The agency decided to move ahead with the two-year phase-in of the cuts to outpatient services for clinic visits furnished in an off-campus hospital outpatient setting. The goal is to bring payments to off-campus clinics in line with standalone physicians’ offices.

“With the completion of the two-year phase-in, the cost sharing will be reduced to $9, saving beneficiaries an average of $14 each time they visit an off-campus department for a clinic visit in [calendar year] 2020,” the Centers for Medicare & Medicaid Services (CMS) said in a fact sheet.

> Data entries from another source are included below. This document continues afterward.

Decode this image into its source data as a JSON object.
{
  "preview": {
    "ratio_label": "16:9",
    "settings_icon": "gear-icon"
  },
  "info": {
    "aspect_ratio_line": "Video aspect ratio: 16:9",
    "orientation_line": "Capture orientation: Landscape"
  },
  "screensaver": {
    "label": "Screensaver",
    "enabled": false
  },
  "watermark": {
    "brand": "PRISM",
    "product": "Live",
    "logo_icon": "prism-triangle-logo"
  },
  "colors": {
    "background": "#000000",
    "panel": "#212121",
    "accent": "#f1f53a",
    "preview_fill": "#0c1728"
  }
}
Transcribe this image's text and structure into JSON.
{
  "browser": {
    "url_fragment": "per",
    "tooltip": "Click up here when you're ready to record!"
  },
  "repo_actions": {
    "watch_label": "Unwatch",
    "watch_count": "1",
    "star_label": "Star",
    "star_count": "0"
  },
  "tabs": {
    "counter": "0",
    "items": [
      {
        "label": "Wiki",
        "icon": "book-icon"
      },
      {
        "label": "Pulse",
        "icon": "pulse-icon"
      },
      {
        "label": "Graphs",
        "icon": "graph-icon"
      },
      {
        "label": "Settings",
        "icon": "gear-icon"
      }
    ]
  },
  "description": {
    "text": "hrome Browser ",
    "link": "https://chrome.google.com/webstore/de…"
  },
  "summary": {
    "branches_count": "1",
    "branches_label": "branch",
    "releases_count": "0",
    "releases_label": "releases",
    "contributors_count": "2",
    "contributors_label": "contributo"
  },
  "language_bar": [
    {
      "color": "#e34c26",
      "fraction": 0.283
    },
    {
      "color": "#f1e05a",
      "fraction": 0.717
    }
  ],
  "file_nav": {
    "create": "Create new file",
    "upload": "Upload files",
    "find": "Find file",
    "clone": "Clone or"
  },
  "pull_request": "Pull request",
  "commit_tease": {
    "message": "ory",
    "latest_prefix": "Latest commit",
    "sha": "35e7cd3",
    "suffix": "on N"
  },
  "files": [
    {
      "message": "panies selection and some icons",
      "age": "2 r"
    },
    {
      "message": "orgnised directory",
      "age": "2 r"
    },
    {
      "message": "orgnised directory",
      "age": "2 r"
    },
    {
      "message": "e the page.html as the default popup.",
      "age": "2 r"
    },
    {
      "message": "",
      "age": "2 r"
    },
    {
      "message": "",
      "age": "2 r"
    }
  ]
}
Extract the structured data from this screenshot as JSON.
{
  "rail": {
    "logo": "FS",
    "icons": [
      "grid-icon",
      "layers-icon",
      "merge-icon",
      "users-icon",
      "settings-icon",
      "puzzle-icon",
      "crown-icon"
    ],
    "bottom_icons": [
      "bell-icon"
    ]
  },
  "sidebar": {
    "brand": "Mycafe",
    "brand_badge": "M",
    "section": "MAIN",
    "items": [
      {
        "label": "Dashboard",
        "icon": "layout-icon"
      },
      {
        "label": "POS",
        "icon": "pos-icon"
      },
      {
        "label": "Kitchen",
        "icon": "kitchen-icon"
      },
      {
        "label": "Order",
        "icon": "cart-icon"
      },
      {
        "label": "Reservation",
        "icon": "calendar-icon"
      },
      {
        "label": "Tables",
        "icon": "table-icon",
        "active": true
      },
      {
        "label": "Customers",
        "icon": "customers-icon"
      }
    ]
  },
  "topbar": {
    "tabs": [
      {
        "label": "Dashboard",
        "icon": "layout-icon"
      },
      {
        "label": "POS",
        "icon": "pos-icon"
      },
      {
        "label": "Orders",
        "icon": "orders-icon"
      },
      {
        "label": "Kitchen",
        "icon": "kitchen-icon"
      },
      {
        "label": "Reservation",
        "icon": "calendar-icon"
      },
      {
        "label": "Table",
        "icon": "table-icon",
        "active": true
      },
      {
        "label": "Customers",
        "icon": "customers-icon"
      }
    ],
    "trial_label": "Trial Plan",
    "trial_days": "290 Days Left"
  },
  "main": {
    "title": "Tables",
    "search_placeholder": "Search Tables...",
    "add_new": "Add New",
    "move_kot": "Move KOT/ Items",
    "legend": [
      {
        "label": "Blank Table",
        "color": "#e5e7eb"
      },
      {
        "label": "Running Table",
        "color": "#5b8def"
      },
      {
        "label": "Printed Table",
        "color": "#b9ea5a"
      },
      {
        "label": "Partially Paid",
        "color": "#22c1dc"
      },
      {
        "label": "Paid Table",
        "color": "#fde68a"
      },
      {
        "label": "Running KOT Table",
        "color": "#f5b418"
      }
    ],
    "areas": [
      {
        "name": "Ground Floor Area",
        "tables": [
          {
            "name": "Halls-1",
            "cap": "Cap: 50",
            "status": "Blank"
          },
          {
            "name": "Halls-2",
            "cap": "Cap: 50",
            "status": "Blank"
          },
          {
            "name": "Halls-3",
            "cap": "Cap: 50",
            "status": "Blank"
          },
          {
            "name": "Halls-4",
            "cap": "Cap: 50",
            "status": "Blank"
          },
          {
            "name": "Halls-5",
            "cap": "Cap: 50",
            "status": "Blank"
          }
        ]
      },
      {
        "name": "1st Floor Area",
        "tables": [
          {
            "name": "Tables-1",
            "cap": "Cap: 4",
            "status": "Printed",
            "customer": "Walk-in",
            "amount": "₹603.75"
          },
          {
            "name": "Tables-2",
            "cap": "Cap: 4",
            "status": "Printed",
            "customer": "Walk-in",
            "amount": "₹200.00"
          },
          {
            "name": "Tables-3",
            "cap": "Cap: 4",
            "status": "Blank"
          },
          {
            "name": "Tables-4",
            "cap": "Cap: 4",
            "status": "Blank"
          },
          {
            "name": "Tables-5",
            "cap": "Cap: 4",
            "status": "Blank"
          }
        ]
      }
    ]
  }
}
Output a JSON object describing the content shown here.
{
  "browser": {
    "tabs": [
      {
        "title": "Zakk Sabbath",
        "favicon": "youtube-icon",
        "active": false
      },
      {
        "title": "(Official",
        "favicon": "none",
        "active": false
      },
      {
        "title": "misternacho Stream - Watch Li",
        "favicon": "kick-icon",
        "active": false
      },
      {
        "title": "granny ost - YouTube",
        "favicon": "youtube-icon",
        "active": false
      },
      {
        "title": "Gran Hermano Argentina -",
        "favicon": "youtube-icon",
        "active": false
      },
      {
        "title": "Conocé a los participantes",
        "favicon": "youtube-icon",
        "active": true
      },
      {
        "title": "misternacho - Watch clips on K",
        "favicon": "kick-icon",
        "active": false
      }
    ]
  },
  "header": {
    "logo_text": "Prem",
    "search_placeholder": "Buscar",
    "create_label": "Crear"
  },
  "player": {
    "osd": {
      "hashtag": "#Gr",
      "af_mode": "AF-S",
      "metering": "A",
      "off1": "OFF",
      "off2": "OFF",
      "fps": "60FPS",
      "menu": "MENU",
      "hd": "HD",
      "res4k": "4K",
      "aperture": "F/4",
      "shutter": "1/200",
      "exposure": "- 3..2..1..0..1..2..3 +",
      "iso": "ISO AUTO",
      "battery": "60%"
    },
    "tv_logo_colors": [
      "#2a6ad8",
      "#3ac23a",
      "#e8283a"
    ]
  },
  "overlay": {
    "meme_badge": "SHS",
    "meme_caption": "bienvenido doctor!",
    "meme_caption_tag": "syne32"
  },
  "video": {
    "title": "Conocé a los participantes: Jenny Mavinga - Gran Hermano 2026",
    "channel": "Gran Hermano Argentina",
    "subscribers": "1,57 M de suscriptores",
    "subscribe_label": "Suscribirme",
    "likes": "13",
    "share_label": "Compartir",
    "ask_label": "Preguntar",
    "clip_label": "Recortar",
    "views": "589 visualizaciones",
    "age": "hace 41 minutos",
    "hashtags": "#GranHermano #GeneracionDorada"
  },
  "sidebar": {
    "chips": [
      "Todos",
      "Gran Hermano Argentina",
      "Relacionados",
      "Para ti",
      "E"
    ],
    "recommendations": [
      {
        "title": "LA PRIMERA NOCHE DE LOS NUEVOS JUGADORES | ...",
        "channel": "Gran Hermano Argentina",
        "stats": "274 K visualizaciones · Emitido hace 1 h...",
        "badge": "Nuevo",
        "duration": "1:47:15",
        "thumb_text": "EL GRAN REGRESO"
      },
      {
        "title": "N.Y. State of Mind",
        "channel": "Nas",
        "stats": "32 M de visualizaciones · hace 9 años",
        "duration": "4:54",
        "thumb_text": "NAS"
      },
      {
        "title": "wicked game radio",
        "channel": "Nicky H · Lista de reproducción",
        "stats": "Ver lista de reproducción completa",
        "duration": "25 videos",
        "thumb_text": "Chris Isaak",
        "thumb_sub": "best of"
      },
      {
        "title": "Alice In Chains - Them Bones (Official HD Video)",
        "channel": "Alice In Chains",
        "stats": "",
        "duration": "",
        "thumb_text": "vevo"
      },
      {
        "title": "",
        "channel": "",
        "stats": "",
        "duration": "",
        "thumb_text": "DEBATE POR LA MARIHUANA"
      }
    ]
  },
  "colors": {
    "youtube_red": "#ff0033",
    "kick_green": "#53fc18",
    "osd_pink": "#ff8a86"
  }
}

However, the two-year project that was supposed to start in 2019 has been halted because of a federal court ruling.

CMS decided to move forward with the cuts for off-campus clinics.

“The government has appeal rights, and is still evaluating the rulings and considering, at the time of this writing, whether to appeal the final judgment,” the agency said.

The American Hospital Association (AHA) said that the site-neutral payment rule was misguided and that CMS ignored the recent court ruling. 

“There are many real and crucial differences between hospital outpatient departments and the patient populations they serve and other sites of care,” said Tom Nickels, executive vice president of the AHA, in a statement.

CMS also finalized a proposed cut for the 340B program that cuts payments by 22.5% in 2020.

CMS has installed prior cuts in 2018 and 2019 to the program that requires drug companies to provide discounts to safety-net hospitals in exchange for getting their products covered on Medicaid.

However, a court ruling has struck down the cuts, and CMS is currently appealing the decision.

CMS said that it hopes to conduct a 340B hospital survey to collect drug acquisition cost data for 2018 and 2019, and the survey will craft a remedy if the appeal doesn’t go their way.

“In the event the 340B hospital survey data are not used to devise a remedy, we intend to consider the public input to inform the steps we would take to propose a remedy for CYs 2018 and 2019 in the CY 2021 rulemaking,” the agency said.

Hospital groups commented that CMS should drop both the 340B and site-neutral cuts because of the legal challenges.

Several groups weren’t happy that the cuts were still there.

“The agency also prolongs confusion and uncertainty for hospitals by maintaining unlawful policies it has been told to abandon in clear judicial directives,” said Beth Feldpush, senior vice president of policy and advocacy for America’s Essential Hospitals, in a statement Friday.

The hospital-backed group 340B Health added that CMS needs to stop this “unfunny version of ‘Groundhog Day’ and restore Medicare payments for 340B hospitals to their legal, statutory level.”